In den letzten 5 Minuten schien die Gefahr gross, dass die Azzurri den budgetierten Auswärtserfolg dennoch würden einfahren können. Doch brachten schliesslich die wacker bis zum Schluss kämpfenden Eidgenossen die 0:0 Ehrenmeldung über die Distanz.
Oh ja, fast vergessen: Hinter dem untadeligen Benaglio war Harald Yakin in seiner gut 20 Minuten Einsatzzeit in Hälfte 2 der mit Abstand beste Feldspieler. Seine Vista für’s Spiel und seine genialen Pässe, seine Ballbehandlung waren – fast kann man das so sagen – das beste, was wir auf dem Feld von der Schweizer Mannschaft geboten bekamen. Derdiyok wurde erst knapp 10 Minuten vor Ende eingewechselt. Doch war beinahe er es, der auf halbrechts ideal frei gespielt wurde und Ball am Fuss bis zum 16er durchlaufen konnte, von dort allerdings mit seinem gut gezielten Schuss am gut reagierenden Buffon scheiterte. Der italienische Stargoalie liess allerdings den Schuss abprallen, doch war niemand der Unseren mitgelaufen, um eventuell erben zu können.

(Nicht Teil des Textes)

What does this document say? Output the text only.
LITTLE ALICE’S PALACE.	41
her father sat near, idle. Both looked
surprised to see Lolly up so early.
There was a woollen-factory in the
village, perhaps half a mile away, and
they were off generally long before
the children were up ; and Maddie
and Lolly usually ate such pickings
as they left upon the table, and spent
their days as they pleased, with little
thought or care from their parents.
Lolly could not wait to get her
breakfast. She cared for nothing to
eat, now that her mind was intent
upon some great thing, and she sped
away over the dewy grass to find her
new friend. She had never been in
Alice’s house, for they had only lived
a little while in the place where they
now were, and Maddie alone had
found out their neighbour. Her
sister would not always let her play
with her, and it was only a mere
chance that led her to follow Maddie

Italien enttäuschte nicht. Es spielte einen soliden, recht guten Match gegen ein zu Beginn fürchterlich im Schilf stehendes Schweizer Team. Gegen einen Sieg hätte wohl auch auf Schweizer Seite niemand etwas einwenden können. Aufgrund des Eindrucks von Halbzeit zwei geht aber auch ein Unentschieden in Ordnung.
Fazit: Das Resultat war für die Schweiz wohl noch das beste an diesem Fussballabend. Und die Sicherheit, wieder einen Klassetorhüter zwischen den Pfosten zu wissen.
Einzelkritik? Benaglio mit Ausnahme gewisser Abwürfe makellos; Yakin (ab 70. Minute) klar bester Schweizer Feldspieler; Padalino gefiel mir aufgrund seiner unermüdlichen Rushes sonst noch am besten, wenngleich auch er zu Beginn des Spiels zu viele Fehlpässe „auf dem Gewissen“ hatte; N’Kufo war ok, ohne etwas bewegen zu können; Senderos war wohl der mit Abstand schwächste auf dem Platz. Er war ausser Form und physisch für dieses Spiel nicht bereit. Wenn die Everton Leute dieses Spiel in die Wertung nehmen, Senderos zu engagieren oder nicht, dann wird er sich wohl nicht dem Team der Toffees anschliessen können. Überhaupt war die Abwehr in defensiver Hinsicht viele Male wie „nicht präsent“. Mängel, die gegen die Griechen unbedingt ausgemerzt gehören. Und diese Kritik gilt für alle, für Philippe Degen, Magnin, Grichting und eben Senderos. Über das Mittelfeld war schon die Rede. Inler war ebenfalls eifrig, stach aber ebenfalls nie heraus. Frei und N’Kufo wurden erwähnt. Bleiben die eingewechselten Streller (null geglückte Aktionen in 20 Minuten), Vonlanthen (1 Sololauf ins Verderben – sprich er verdribbelt sich an einer Übermacht Italiener – was auch seine einzige nennenswerte Aktion war), Derdiyok wäre aufgrund seiner guten Leistungen in Deutschland eine gesamte zweite Halbzeit zu gönnen gewesen. Er ist momentan in Form und deutete dies bei seiner Chance auch an. Lustenberger schliesslich, der zum ersten Mal 20 Wettkampfminuten erhielt fügte sich so in die Mannschaft ein, dass er weder auf-, noch abfiel.
Hoffen wir nun auf einen Sieg gegen Hellas. Mit wem auch immer. Wie auch immer.